Bij de invoering van het verplichte examen op 1 juli 2004 heb ik, als resultaat van het overleg met de taxibranche, mij bereid verklaard om een tijdelijk (informeel) ingroeidocument voor alle nieuwe taxichauffeurs te hanteren. Zo kwam ik tegemoet aan de wens vanuit de branche om, ondanks de examenverplichting, snel te kunnen inspringen op veranderingen in de vervoersvraag, terwijl nog niet alle chauffeurs een diploma bezaten. Aan het hanteren van een dergelijk ingroeimodel heb ik toen wel enkele belangrijke randvoorwaarden gekoppeld, waaronder de doorlooptijd tot uiterlijk 1 januari 2006. Immers, het hanteren van een ingroeimodel komt in de praktijk neer op het voeren van een gedoogbeleid op de examenverplichting, tot het moment dat alle chauffeurs vakbekwaam dienen te zijn.

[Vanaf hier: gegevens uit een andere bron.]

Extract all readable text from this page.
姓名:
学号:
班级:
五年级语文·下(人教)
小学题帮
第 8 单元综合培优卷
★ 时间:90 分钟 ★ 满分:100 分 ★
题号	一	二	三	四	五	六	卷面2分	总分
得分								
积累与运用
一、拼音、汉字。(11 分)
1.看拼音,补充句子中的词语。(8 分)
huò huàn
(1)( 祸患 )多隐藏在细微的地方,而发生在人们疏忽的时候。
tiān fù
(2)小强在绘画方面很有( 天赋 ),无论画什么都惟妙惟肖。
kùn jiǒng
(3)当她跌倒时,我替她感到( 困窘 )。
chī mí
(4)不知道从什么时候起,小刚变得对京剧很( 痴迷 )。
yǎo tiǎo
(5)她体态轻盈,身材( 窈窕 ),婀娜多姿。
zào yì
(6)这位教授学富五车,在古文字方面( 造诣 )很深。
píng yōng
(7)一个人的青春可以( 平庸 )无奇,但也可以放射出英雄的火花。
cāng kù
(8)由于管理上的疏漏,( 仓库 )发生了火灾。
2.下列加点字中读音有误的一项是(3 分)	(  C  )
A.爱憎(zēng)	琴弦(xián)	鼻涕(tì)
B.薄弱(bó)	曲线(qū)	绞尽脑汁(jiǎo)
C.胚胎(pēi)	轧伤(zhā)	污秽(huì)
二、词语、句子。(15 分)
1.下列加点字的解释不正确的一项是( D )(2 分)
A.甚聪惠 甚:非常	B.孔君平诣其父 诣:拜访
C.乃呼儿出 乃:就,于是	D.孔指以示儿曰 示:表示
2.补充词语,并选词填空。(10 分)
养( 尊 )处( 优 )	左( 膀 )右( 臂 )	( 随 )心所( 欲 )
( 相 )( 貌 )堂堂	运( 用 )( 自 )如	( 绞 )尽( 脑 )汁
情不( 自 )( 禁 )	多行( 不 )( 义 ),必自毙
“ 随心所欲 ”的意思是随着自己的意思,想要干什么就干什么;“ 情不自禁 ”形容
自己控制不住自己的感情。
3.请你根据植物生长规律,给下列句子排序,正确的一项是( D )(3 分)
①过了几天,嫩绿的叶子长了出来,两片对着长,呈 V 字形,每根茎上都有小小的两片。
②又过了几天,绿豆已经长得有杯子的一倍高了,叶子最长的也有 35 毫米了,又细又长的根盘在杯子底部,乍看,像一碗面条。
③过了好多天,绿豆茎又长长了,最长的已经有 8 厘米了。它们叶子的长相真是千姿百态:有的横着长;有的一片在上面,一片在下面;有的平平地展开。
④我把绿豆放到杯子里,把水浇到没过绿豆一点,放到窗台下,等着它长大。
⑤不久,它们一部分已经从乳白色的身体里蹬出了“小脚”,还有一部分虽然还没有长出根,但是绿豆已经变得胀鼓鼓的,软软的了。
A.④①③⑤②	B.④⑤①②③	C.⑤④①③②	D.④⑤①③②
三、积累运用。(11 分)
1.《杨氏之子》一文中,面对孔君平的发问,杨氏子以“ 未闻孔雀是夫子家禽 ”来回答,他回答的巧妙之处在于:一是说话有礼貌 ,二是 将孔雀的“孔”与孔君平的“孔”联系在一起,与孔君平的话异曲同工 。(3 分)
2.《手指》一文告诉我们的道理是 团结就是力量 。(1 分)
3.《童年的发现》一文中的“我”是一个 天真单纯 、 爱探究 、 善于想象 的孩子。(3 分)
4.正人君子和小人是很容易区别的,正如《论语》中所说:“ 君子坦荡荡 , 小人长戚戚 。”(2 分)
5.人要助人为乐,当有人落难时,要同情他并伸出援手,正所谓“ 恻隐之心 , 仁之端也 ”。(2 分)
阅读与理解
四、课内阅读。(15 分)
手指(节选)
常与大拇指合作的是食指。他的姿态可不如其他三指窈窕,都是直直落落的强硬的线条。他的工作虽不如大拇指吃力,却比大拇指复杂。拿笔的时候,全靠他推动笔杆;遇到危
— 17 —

Zoals ik in mijn antwoorden op de vragen van het lid Gerkens al aangaf, zal het overgrote deel van de taxichauffeurs op 1 januari 2006 voldoen aan de dan volledig ingevoerde vakbekwaamheidseisen. Daardoor zal naar mijn inschatting per saldo een voldoende grote poule aan gekwalificeerde chauffeurs ontstaan.
De vragen en opmerkingen van genoemde fracties betreffende de ingroeiregeling kunnen alleen betrekking hebben op nieuw in te stromen (en in te zetten) taxichauffeurs. De behoefte aan nieuwe chauffeurs heeft inderdaad een sterke relatie met de beschikbare reeds gekwalificeerde chauffeurs. Met het examen wordt naar mijn mening ook het beroep van taxichauffeur opgewaardeerd, waardoor chauffeurs mogelijk langer het beroep zullen uitoefenen. Er zijn verschillende mogelijkheden denkbaar om in deze behoefte te voorzien, zoals: het inzetten van gekwalificeerde chauffeurs van (af)lopende contracten op nieuw verworven contracten, het (bij het verwerven van een contract) desgewenst overnemen van (een deel van) het personeel van de vorige vervoerder, of de gewenste capaciteit inhuren via uitzendbureaus en eventueel (tijdelijk) inzetten van straattaxichauffeurs. Dit heeft een positief effect op het behoud van de werkgelegenheid. Gelet op de overgang van contracten, kan het mijns inziens niet aan de orde zijn dat hierbij een ontslagprocedure wordt gestart voor het personeel van de 'verliezende' vervoerder.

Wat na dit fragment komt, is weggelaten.